Subito dopo, il suo corpo venne conteso tra il convento dove era spirato e quello di Santa Maria, e si ebbero delle vere e proprie sommosse popolari, ma alla fine si giunse a un accordo e la salma fu trasportata nella chiesa di Padova. L'arca che conteneva le spoglie di Antonio fu collocata su colonne attraverso cui passavano le folle dei devoti che da ogni dove andavano a rendergli omaggio e che in tal modo si ponevano simbolicamente sotto la sua protezione. Dopo la sua deposizione si produssero molti miracoli, alcuni documentati da testimoni. Anche in vita Antonio aveva operato decine e decine di miracoli quali esorcismi, profezie, guarigioni, compreso il riattaccare una gamba recisa o un piede, rendendo innocui cibi avvelenati, mostrandosi in vari posti contemporaneamente, qualche volta anche con Gesù Bambino in braccio.

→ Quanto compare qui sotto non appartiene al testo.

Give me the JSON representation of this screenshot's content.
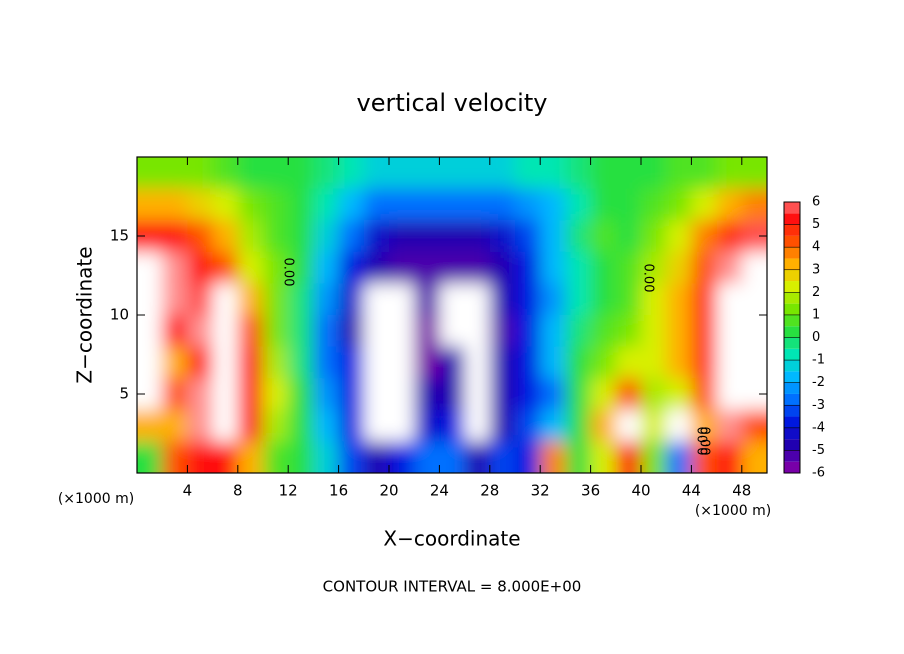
{
  "chart_data": {
    "type": "contour",
    "title": "vertical velocity",
    "xlabel": "X−coordinate",
    "ylabel": "Z−coordinate",
    "x_unit": "(×1000 m)",
    "y_unit": "(×1000 m)",
    "footer": "CONTOUR INTERVAL = 8.000E+00",
    "contour_labels": [
      "0.00",
      "0.00",
      "0.00",
      "0.00"
    ],
    "xlim": [
      0,
      50
    ],
    "ylim": [
      0,
      20
    ],
    "xticks": [
      4,
      8,
      12,
      16,
      20,
      24,
      28,
      32,
      36,
      40,
      44,
      48
    ],
    "yticks": [
      5,
      10,
      15
    ],
    "x": [
      1,
      3,
      5,
      7,
      9,
      11,
      13,
      15,
      17,
      19,
      21,
      23,
      25,
      27,
      29,
      31,
      33,
      35,
      37,
      39,
      41,
      43,
      45,
      47,
      49
    ],
    "z": [
      19,
      17,
      15,
      13,
      11,
      9,
      7,
      5,
      3,
      1
    ],
    "values": [
      [
        1,
        1,
        1,
        0.5,
        0,
        0,
        0,
        -0.5,
        -1,
        -1.5,
        -1.5,
        -1.5,
        -1.5,
        -1.5,
        -1.5,
        -1,
        -1,
        -0.5,
        0,
        0,
        0,
        0.5,
        0.5,
        1,
        1
      ],
      [
        3,
        3,
        2.5,
        2,
        1,
        0.5,
        0,
        -1,
        -2,
        -3,
        -3,
        -3,
        -3,
        -3,
        -3,
        -2.5,
        -2,
        -1,
        0,
        0,
        0.5,
        1,
        2,
        3,
        3.5
      ],
      [
        5,
        5,
        4,
        3,
        1.5,
        0.5,
        0,
        -1.5,
        -3,
        -4.5,
        -5,
        -5,
        -5,
        -5,
        -4.5,
        -3.5,
        -2,
        -0.5,
        0.5,
        0,
        1,
        2,
        3.5,
        4.5,
        5.5
      ],
      [
        7,
        6,
        5,
        4,
        2,
        1,
        0,
        -2,
        -4,
        -5,
        -5.5,
        -5.5,
        -5.5,
        -5.5,
        -5,
        -4,
        -2,
        -1,
        0,
        0.5,
        1.5,
        2.5,
        4,
        6,
        7
      ],
      [
        8,
        6,
        5.5,
        7,
        3,
        1,
        -0.5,
        -2.5,
        -4.5,
        -7,
        -7,
        -5.5,
        -7,
        -7,
        -5,
        -4,
        -2.5,
        -1,
        0,
        0.5,
        2,
        3,
        4.5,
        7,
        8
      ],
      [
        8,
        5,
        6,
        8,
        4,
        1,
        -0.5,
        -3,
        -5,
        -8,
        -8,
        -6,
        -7,
        -8,
        -5.5,
        -4,
        -2,
        -0.5,
        0.5,
        1,
        2,
        3,
        4.5,
        7.5,
        8
      ],
      [
        8,
        3,
        5,
        8,
        5,
        1.5,
        -0.5,
        -3,
        -4,
        -8,
        -8,
        -6,
        -5,
        -8,
        -5,
        -4,
        -2,
        0,
        1,
        2,
        2,
        3,
        4.5,
        7.5,
        8
      ],
      [
        7,
        4,
        6,
        8,
        5,
        2,
        0,
        -2.5,
        -4,
        -8,
        -8,
        -5,
        -5,
        -8,
        -5,
        -4,
        -3,
        0,
        2,
        4,
        1.5,
        2,
        4,
        7,
        7
      ],
      [
        3,
        3,
        6,
        8,
        5,
        1.5,
        0,
        -2,
        -4,
        -8,
        -7,
        -4.5,
        -4,
        -7,
        -5,
        -3.5,
        -2,
        0,
        3,
        7,
        2,
        -7,
        3,
        6,
        4
      ],
      [
        0,
        4,
        5,
        5,
        3,
        0.5,
        0,
        -1.5,
        -3.5,
        -5,
        -4,
        -3,
        -3,
        -5,
        -3.5,
        -4,
        3.5,
        0,
        2,
        5,
        1,
        -3,
        4,
        5,
        3
      ]
    ],
    "colorbar": {
      "lim": [
        -6,
        6
      ],
      "ticks": [
        -6,
        -5,
        -4,
        -3,
        -2,
        -1,
        0,
        1,
        2,
        3,
        4,
        5,
        6
      ],
      "colors": [
        "#7800a8",
        "#2000b0",
        "#0018e0",
        "#0070ff",
        "#00b8ff",
        "#00e6b4",
        "#28e040",
        "#78e600",
        "#d8f000",
        "#ffb000",
        "#ff5000",
        "#ff1010",
        "#ff9090"
      ],
      "out_of_range_color": "#ffffff"
    }
  }
}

La sua vita, la sua predicazione e i suoi miracoli fecero sì che Antonio venisse subito canonizzato, dopo solo un anno dalla morte, il 30 maggio 1232, da Papa Gregorio IX e il suo corpo venne deposto, nel 1263, in una nuova e più ampia chiesa - che sorge vicino al convento di Santa Maria Mater Domini - che fosse in grado di accogliere le schiere di pellegrini devoti al Santo. In quest'occasione, venne aperto il sarcofago in cui si scoprì che la sua lingua era rimasta intatta e S. Bonaventura da Bagnoregio, che era presente, la mostrò alla folla con commozione, esclamando"O lingua benedetta, che sempre hai benedetto il Signore e lo hai fatto benedire dagli altri, ora è a tutti noto quanto merito hai acquistato presso Dio". Assieme alla lingua, anche il mento e un dito del Santo vennero posti in vari reliquiari, conservati nella Cappella del tesoro presso la Basilica, mentre il corpo fu posto in una nuova cassa, sigillato e deposto nell'arca. Una seconda ricognizione, attuata nel 1981, ha dato modo di constatare che i sigilli apposti da S. Bonaventura nel 1263 erano ancora intatti.
Nel 1946 Pio XII ha proclamato sant'Antonio, Dottore della Chiesa.